Miss H had her 18 month well visit a couple of months back. This appointment was the straw that finally broke the camel’s back for us with her doctor’s office. Here we are waiting in the waiting room:
This was a moment of calm during our 30 minutes of waiting for our appointment. When we were finally called back, I was disappointed to see that we didn’t have our favorite nurse. I’m pretty sure that nurse and the doctor were the only people keeping us with the practice. The nurse was always kind and upbeat, always seemed to remember us, and was great at giving Miss H her shots.
Unfortunately we had a nurse who was not friendly and asked us repeatedly how old Miss H was (even though we had told her we were there for our 18 month well visit, and she had Miss H’s file up on the computer).
After more waiting, we were finally seen by a resident-in-training and our doctor. Both were great and friendly and interacted wonderfully with Miss H. But as is typical, our face time with the doctor was small compared to the time spent with other members of the staff. Or waiting.
After even more waiting, the nurse came in with a helper to do a finger prick on Miss H for a lead test. Their bedside manner was terrible and Miss H screamed a lot. They sent it off to the lab, disappearing from the room before we could ask about the vaccination Miss H still needed. After about 20 minutes of entertaining ourselves in the room, they returned with the results that the test was fine. The nurse was about to send us on our way when I reminded her that Miss H still needed shots. She had forgotten.

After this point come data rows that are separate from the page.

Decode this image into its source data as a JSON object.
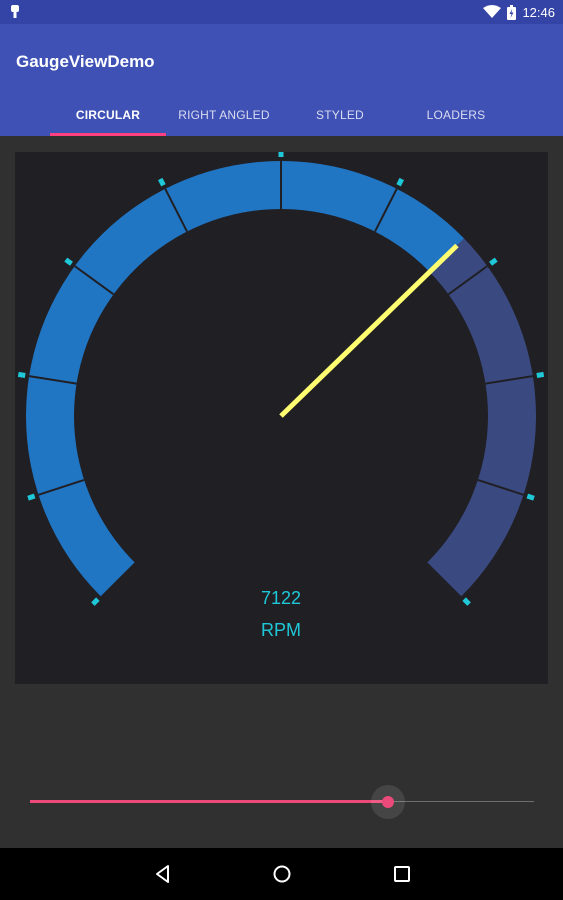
{
  "status_bar": {
    "time": "12:46",
    "icons": [
      "notification-icon",
      "wifi-icon",
      "battery-icon"
    ]
  },
  "app_bar": {
    "title": "GaugeViewDemo",
    "tabs": [
      {
        "label": "CIRCULAR",
        "active": true
      },
      {
        "label": "RIGHT ANGLED",
        "active": false
      },
      {
        "label": "STYLED",
        "active": false
      },
      {
        "label": "LOADERS",
        "active": false
      }
    ]
  },
  "gauge": {
    "value": "7122",
    "unit": "RPM",
    "fraction": 0.67,
    "colors": {
      "active_arc": "#2176c4",
      "inactive_arc": "#3a4a80",
      "needle": "#fffd70",
      "tick": "#1fc8d8",
      "text": "#1fc8d8",
      "background": "#201f24"
    }
  },
  "slider": {
    "fraction": 0.71,
    "color": "#ec4a7a"
  },
  "nav_bar": {
    "buttons": [
      "back-icon",
      "home-icon",
      "recents-icon"
    ]
  }
}
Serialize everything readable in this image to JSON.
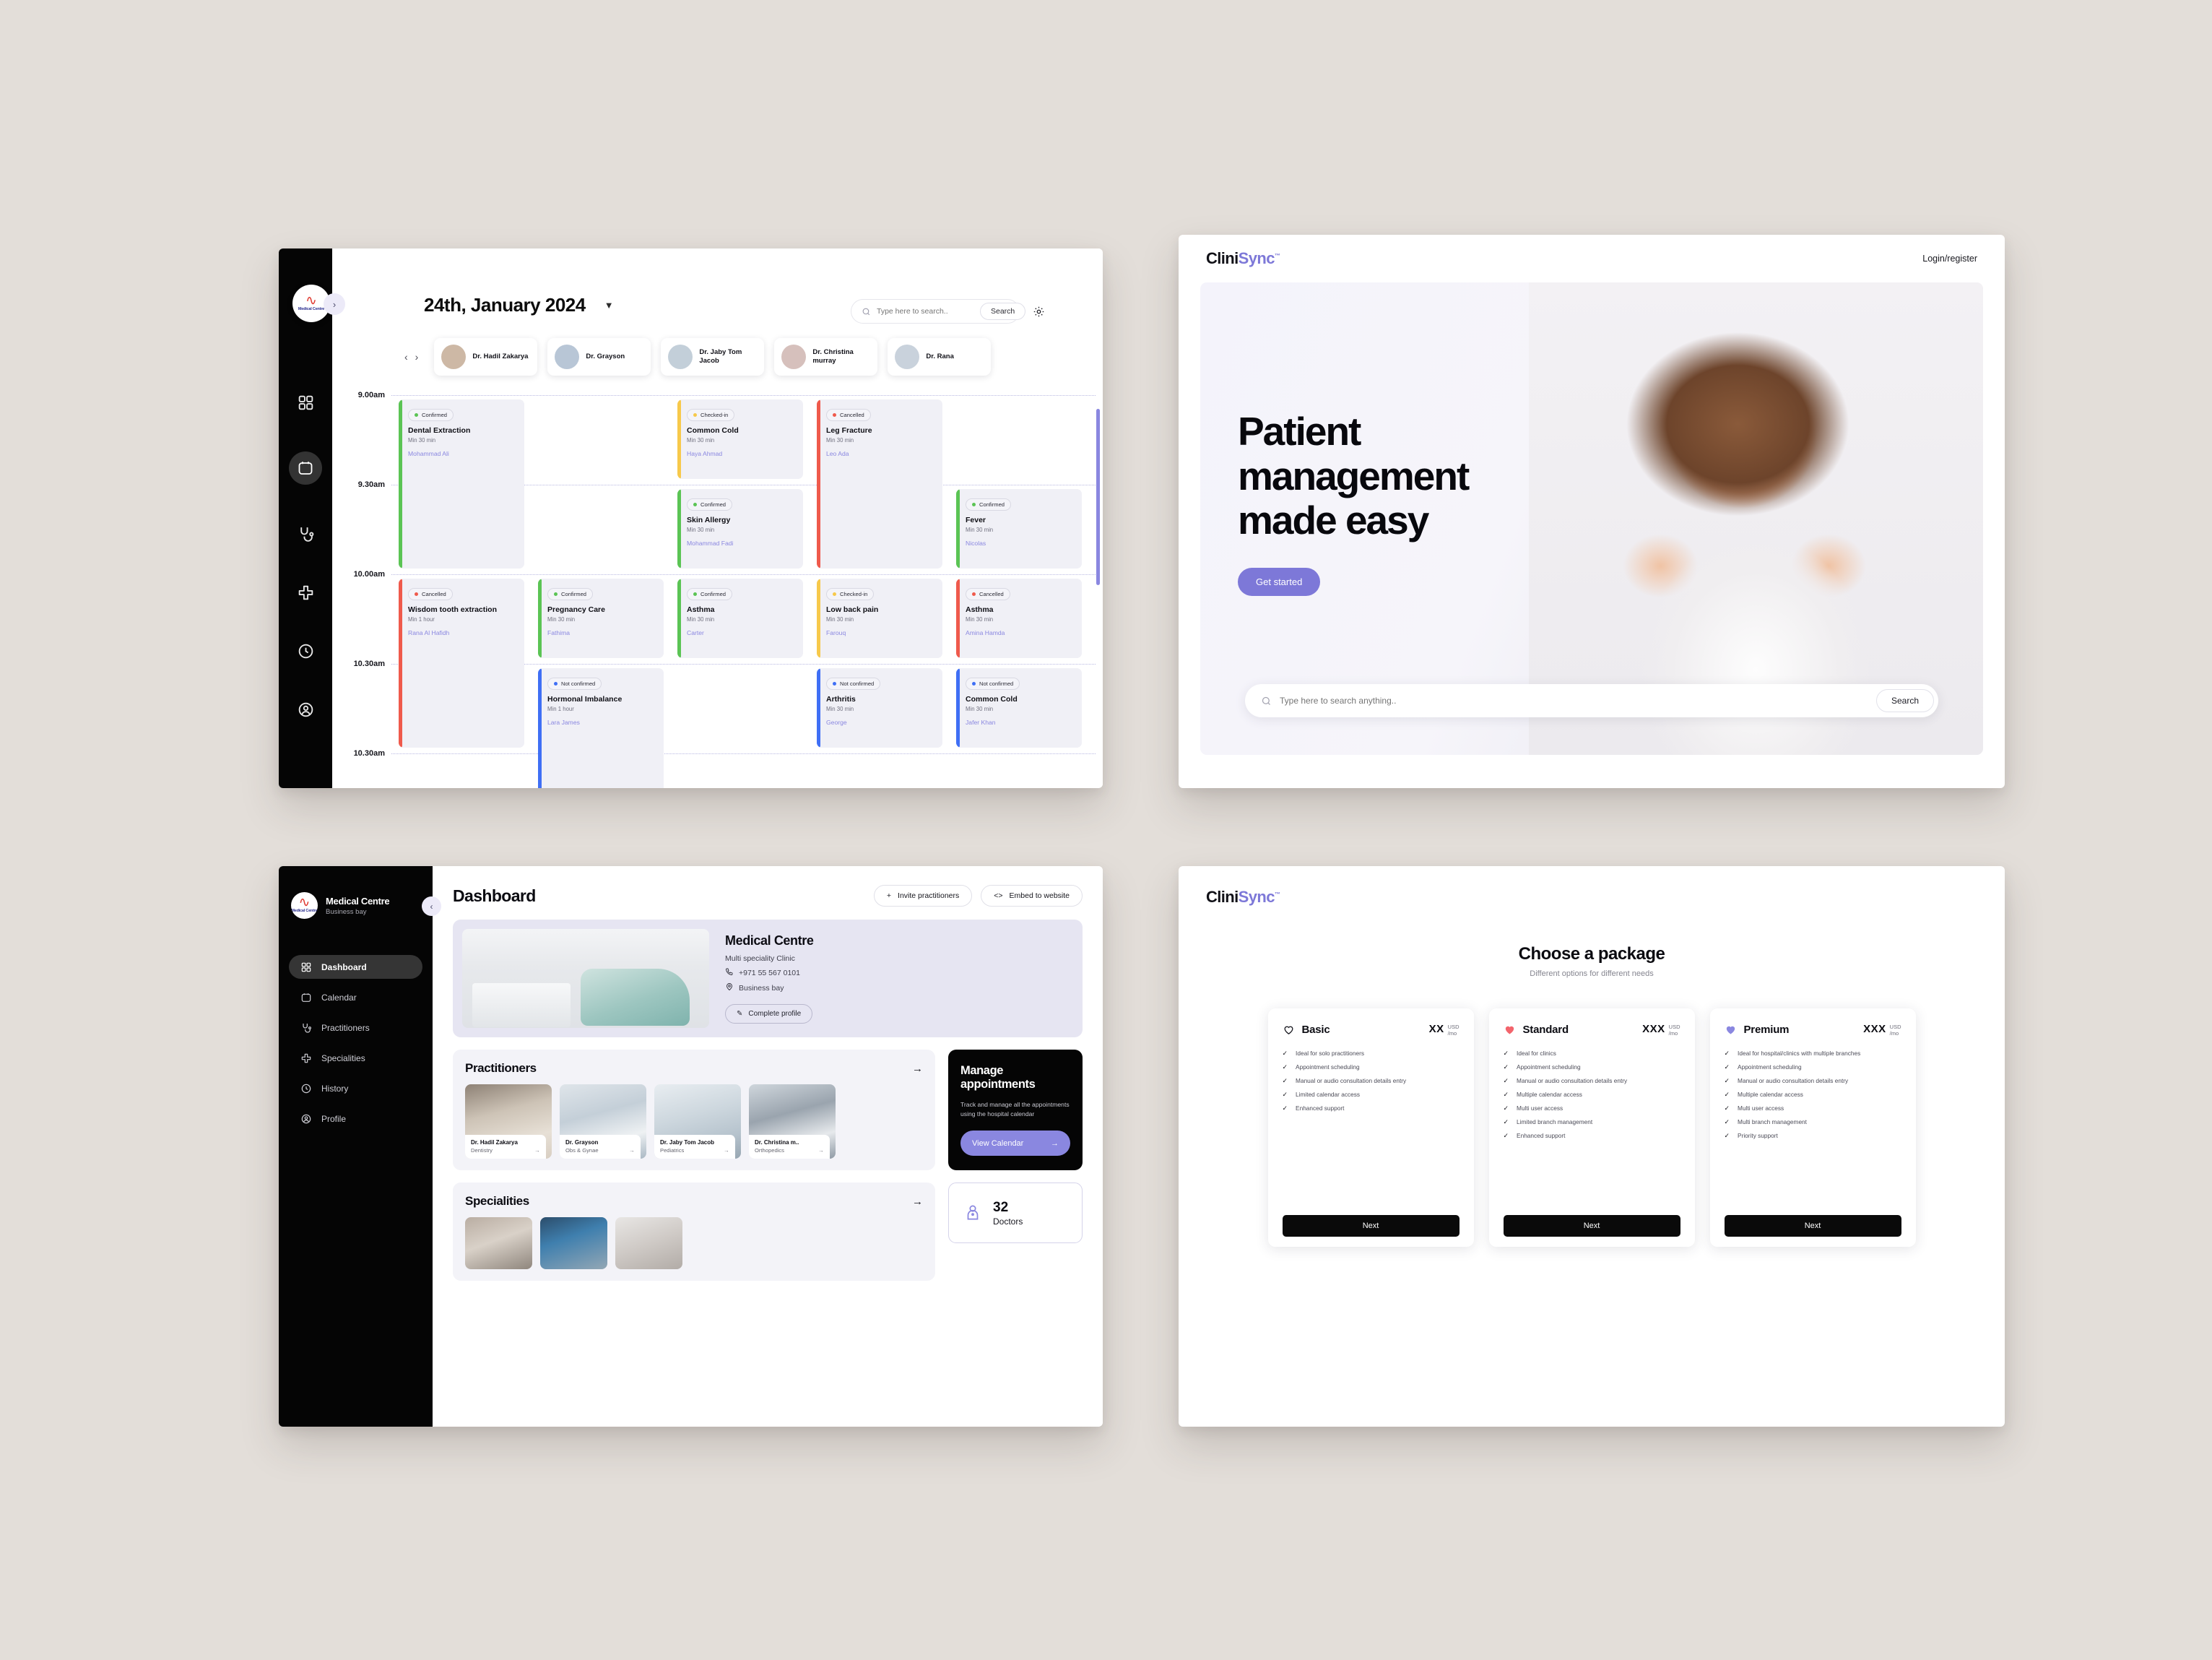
{
  "calendar": {
    "date_label": "24th, January 2024",
    "chevron_icon": "chevron-down-icon",
    "collapse_icon": "chevron-right-icon",
    "logo_text": "Medical Centre",
    "search": {
      "placeholder": "Type here to search..",
      "button_label": "Search"
    },
    "rail_items": [
      "dashboard-icon",
      "calendar-icon",
      "stethoscope-icon",
      "specialities-icon",
      "history-icon",
      "profile-icon"
    ],
    "doctors": [
      {
        "name": "Dr. Hadil Zakarya"
      },
      {
        "name": "Dr. Grayson"
      },
      {
        "name": "Dr. Jaby Tom Jacob"
      },
      {
        "name": "Dr. Christina murray"
      },
      {
        "name": "Dr. Rana"
      }
    ],
    "times": [
      "9.00am",
      "9.30am",
      "10.00am",
      "10.30am",
      "10.30am"
    ],
    "appointments": [
      {
        "status": "Confirmed",
        "color": "#5bc454",
        "title": "Dental Extraction",
        "duration": "Min 30 min",
        "patient": "Mohammad Ali",
        "col": 0,
        "row": 0,
        "span": 2
      },
      {
        "status": "Checked-in",
        "color": "#f7c94b",
        "title": "Common Cold",
        "duration": "Min 30 min",
        "patient": "Haya Ahmad",
        "col": 2,
        "row": 0,
        "span": 1
      },
      {
        "status": "Cancelled",
        "color": "#ef5a4c",
        "title": "Leg Fracture",
        "duration": "Min 30 min",
        "patient": "Leo Ada",
        "col": 3,
        "row": 0,
        "span": 2
      },
      {
        "status": "Confirmed",
        "color": "#5bc454",
        "title": "Skin Allergy",
        "duration": "Min 30 min",
        "patient": "Mohammad Fadi",
        "col": 2,
        "row": 1,
        "span": 1
      },
      {
        "status": "Confirmed",
        "color": "#5bc454",
        "title": "Fever",
        "duration": "Min 30 min",
        "patient": "Nicolas",
        "col": 4,
        "row": 1,
        "span": 1
      },
      {
        "status": "Cancelled",
        "color": "#ef5a4c",
        "title": "Wisdom tooth extraction",
        "duration": "Min 1 hour",
        "patient": "Rana Al Hafidh",
        "col": 0,
        "row": 2,
        "span": 2
      },
      {
        "status": "Confirmed",
        "color": "#5bc454",
        "title": "Pregnancy Care",
        "duration": "Min 30 min",
        "patient": "Fathima",
        "col": 1,
        "row": 2,
        "span": 1
      },
      {
        "status": "Confirmed",
        "color": "#5bc454",
        "title": "Asthma",
        "duration": "Min 30 min",
        "patient": "Carter",
        "col": 2,
        "row": 2,
        "span": 1
      },
      {
        "status": "Checked-in",
        "color": "#f7c94b",
        "title": "Low back pain",
        "duration": "Min 30 min",
        "patient": "Farouq",
        "col": 3,
        "row": 2,
        "span": 1
      },
      {
        "status": "Cancelled",
        "color": "#ef5a4c",
        "title": "Asthma",
        "duration": "Min 30 min",
        "patient": "Amina Hamda",
        "col": 4,
        "row": 2,
        "span": 1
      },
      {
        "status": "Not confirmed",
        "color": "#3f6ff5",
        "title": "Hormonal Imbalance",
        "duration": "Min 1 hour",
        "patient": "Lara James",
        "col": 1,
        "row": 3,
        "span": 2
      },
      {
        "status": "Not confirmed",
        "color": "#3f6ff5",
        "title": "Arthritis",
        "duration": "Min 30 min",
        "patient": "George",
        "col": 3,
        "row": 3,
        "span": 1
      },
      {
        "status": "Not confirmed",
        "color": "#3f6ff5",
        "title": "Common Cold",
        "duration": "Min 30 min",
        "patient": "Jafer Khan",
        "col": 4,
        "row": 3,
        "span": 1
      }
    ]
  },
  "landing": {
    "brand_part1": "Clini",
    "brand_part2": "Sync",
    "brand_tm": "™",
    "login_label": "Login/register",
    "headline_line1": "Patient",
    "headline_line2": "management",
    "headline_line3": "made easy",
    "cta_label": "Get started",
    "search": {
      "placeholder": "Type here to search anything..",
      "button_label": "Search"
    },
    "accent_color": "#7d78d8"
  },
  "dashboard": {
    "clinic_name_side": "Medical Centre",
    "clinic_sub_side": "Business bay",
    "collapse_icon": "chevron-left-icon",
    "nav": [
      {
        "label": "Dashboard",
        "icon": "grid-icon"
      },
      {
        "label": "Calendar",
        "icon": "calendar-icon"
      },
      {
        "label": "Practitioners",
        "icon": "stethoscope-icon"
      },
      {
        "label": "Specialities",
        "icon": "cross-icon"
      },
      {
        "label": "History",
        "icon": "history-icon"
      },
      {
        "label": "Profile",
        "icon": "profile-icon"
      }
    ],
    "title": "Dashboard",
    "invite_label": "Invite practitioners",
    "embed_label": "Embed to website",
    "clinic": {
      "name": "Medical Centre",
      "type": "Multi speciality Clinic",
      "phone": "+971 55 567 0101",
      "location": "Business bay",
      "complete_label": "Complete profile"
    },
    "practitioners_title": "Practitioners",
    "practitioners": [
      {
        "name": "Dr. Hadil Zakarya",
        "speciality": "Dentistry"
      },
      {
        "name": "Dr. Grayson",
        "speciality": "Obs & Gynae"
      },
      {
        "name": "Dr. Jaby Tom Jacob",
        "speciality": "Pediatrics"
      },
      {
        "name": "Dr. Christina m..",
        "speciality": "Orthopedics"
      }
    ],
    "manage": {
      "title_line1": "Manage",
      "title_line2": "appointments",
      "body": "Track and manage all the appointments using the hospital calendar",
      "button_label": "View Calendar"
    },
    "specialities_title": "Specialities",
    "doctors_count": "32",
    "doctors_label": "Doctors"
  },
  "pricing": {
    "brand_part1": "Clini",
    "brand_part2": "Sync",
    "brand_tm": "™",
    "title": "Choose a package",
    "subtitle": "Different options for different needs",
    "next_label": "Next",
    "plans": [
      {
        "name": "Basic",
        "icon": "heart-outline-icon",
        "icon_color": "#15151c",
        "amount": "XX",
        "currency": "USD",
        "period": "/mo",
        "features": [
          "Ideal for solo practitioners",
          "Appointment scheduling",
          "Manual or audio consultation details entry",
          "Limited calendar access",
          "Enhanced support"
        ]
      },
      {
        "name": "Standard",
        "icon": "heart-filled-icon",
        "icon_color": "#f3646c",
        "amount": "XXX",
        "currency": "USD",
        "period": "/mo",
        "features": [
          "Ideal for clinics",
          "Appointment scheduling",
          "Manual or audio consultation details entry",
          "Multiple calendar access",
          "Multi user access",
          "Limited branch management",
          "Enhanced support"
        ]
      },
      {
        "name": "Premium",
        "icon": "heart-filled-icon",
        "icon_color": "#8a87e0",
        "amount": "XXX",
        "currency": "USD",
        "period": "/mo",
        "features": [
          "Ideal for hospital/clinics with multiple branches",
          "Appointment scheduling",
          "Manual or audio consultation details entry",
          "Multiple calendar access",
          "Multi user access",
          "Multi branch management",
          "Priority support"
        ]
      }
    ]
  }
}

More waiting ensued while the nurse got things together, and she finally gave Miss H the shots. In the process she scratched Miss H’s arm with one needle, and simply did not do a good job (as I’ve had to hold down Miss H’s arms for 2 other rounds of vaccinations, I’ve seen it go much better than this round). After that we had been there for 2.5 hours for a routine well visit. Between our time spent in the waiting room and all of our time in the exam room, we had spent half our morning there. Miss H was tired, cranky, and hungry, and we were exhausted.
Once we walked out of that room, we made the decision that we would never be going back there. As much as we loved the doctor, she was not enough to keep us there. We’d had a string of not great experiences – their inability to get Mr. H’s phone number correct on the file, long waits, struggles with getting messages through to our doctor, and rude service. As we’re still lining up a new pediatrician, we had to call this office recently as Miss H wasn’t feeling well. After missing a return call from our doctor, we called the answering service back within 20 minutes in order to speak to any doctor who was on call, as we needed to confirm the correct dosage of a painkiller for Miss H. But no one ever called us back.
We are excited to find and begin seeing a warm, inviting, and organized pediatrician practice. What I’ve learned from this process is to do my research in the beginning and to not settle. We chose our pediatrician because we’d heard good things about her but we didn’t look into the practice itself. We also settled for a mediocre experience for far too long.
This time around we will be asking a lot of questions – how quickly we should expect a return call in an emergency situation, what kind of care we should expect from an on-call doctor when our doctor is not available, if our doctor or the office is available to us by email, etc.
Have you ever had a similar experience with a doctor’s office? Did you wait it out to see if it would improve?